Logo ao início dos anos 1960 a bióloga Rachel Louise Carson foi responsável por uma imensa revolução no conceito de meio ambiente nos Estados Unidos, ao lançar um livro chamado “Primavera Silenciosa”, no qual discorria sobre a grande possibilidade de morte dos pássaros, insetos e contaminação da água com consequente desaparecimento de peixes no planeta em função dos agrotóxicos. Indústrias químicas promoveram na época uma das maiores campanhas difamatórias já efetivada contra um ser humano, inclusive tentando desacreditá-la como cientista; chegou-se a acusa-la pela morte de pessoas por malária e dengue, já que em função de seus estudos foi banido o inseticida DDT do mercado americano, como se a dissociação entre a ética e a ciência para atender interesses empresariais pudesse justificar a guerra contra a vida.
A designação de um agrotóxico como “defensivo agrícola” é parte desta empreitada, insinuando que este proteja os cultivos, independente de seus efeitos sobre a saúde humana e de animais. Esta não é uma questão puramente semântica e sim de essência; em função dela a indústria insiste na divulgação de seus produtos com a suavização da terminologia, tornando-a mais palatável ao grande público e mais conveniente no atendimento aos seus interesses.
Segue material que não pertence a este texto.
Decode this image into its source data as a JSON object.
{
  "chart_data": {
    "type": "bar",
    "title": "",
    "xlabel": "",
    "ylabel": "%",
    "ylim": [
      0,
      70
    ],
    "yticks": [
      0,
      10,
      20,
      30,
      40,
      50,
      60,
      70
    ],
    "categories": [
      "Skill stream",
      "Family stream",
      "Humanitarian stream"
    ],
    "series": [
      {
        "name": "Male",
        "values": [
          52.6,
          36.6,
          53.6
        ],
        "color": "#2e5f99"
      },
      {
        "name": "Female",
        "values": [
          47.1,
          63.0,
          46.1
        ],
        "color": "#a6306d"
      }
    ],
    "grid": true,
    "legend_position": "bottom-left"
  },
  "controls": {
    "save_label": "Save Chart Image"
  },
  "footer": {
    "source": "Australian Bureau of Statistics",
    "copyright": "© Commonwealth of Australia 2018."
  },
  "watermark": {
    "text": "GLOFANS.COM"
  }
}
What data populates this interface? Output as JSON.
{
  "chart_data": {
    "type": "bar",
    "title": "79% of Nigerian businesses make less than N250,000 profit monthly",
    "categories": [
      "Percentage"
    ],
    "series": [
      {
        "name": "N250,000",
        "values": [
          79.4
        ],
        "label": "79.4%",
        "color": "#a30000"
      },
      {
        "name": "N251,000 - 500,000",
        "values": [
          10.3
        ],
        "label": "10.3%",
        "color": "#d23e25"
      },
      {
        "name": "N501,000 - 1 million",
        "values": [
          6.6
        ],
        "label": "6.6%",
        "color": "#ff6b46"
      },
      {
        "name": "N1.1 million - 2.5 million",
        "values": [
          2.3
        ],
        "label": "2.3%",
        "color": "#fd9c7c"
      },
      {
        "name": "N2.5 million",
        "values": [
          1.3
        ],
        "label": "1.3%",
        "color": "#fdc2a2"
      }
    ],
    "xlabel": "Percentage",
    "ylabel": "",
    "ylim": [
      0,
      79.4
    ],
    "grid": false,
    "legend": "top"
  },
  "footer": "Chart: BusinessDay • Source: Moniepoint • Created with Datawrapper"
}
A agricultura próxima dos grandes centros no Brasil é normalmente de pequeno porte, e exercida de forma familiar, na qual crianças e jovens são auxiliares diretos, estando, portanto, sujeitos à contaminação, e muito pouco se sabe até hoje sobre os riscos da exposição continuada destes tipos de compostos sobre organismos em desenvolvimento, porém pesquisas já comprovaram que várias das substâncias componentes dos agrotóxicos parecem inequivocamente ter atividade carcinogênica ou afetar diretamente o desenvolvimento hormonal. 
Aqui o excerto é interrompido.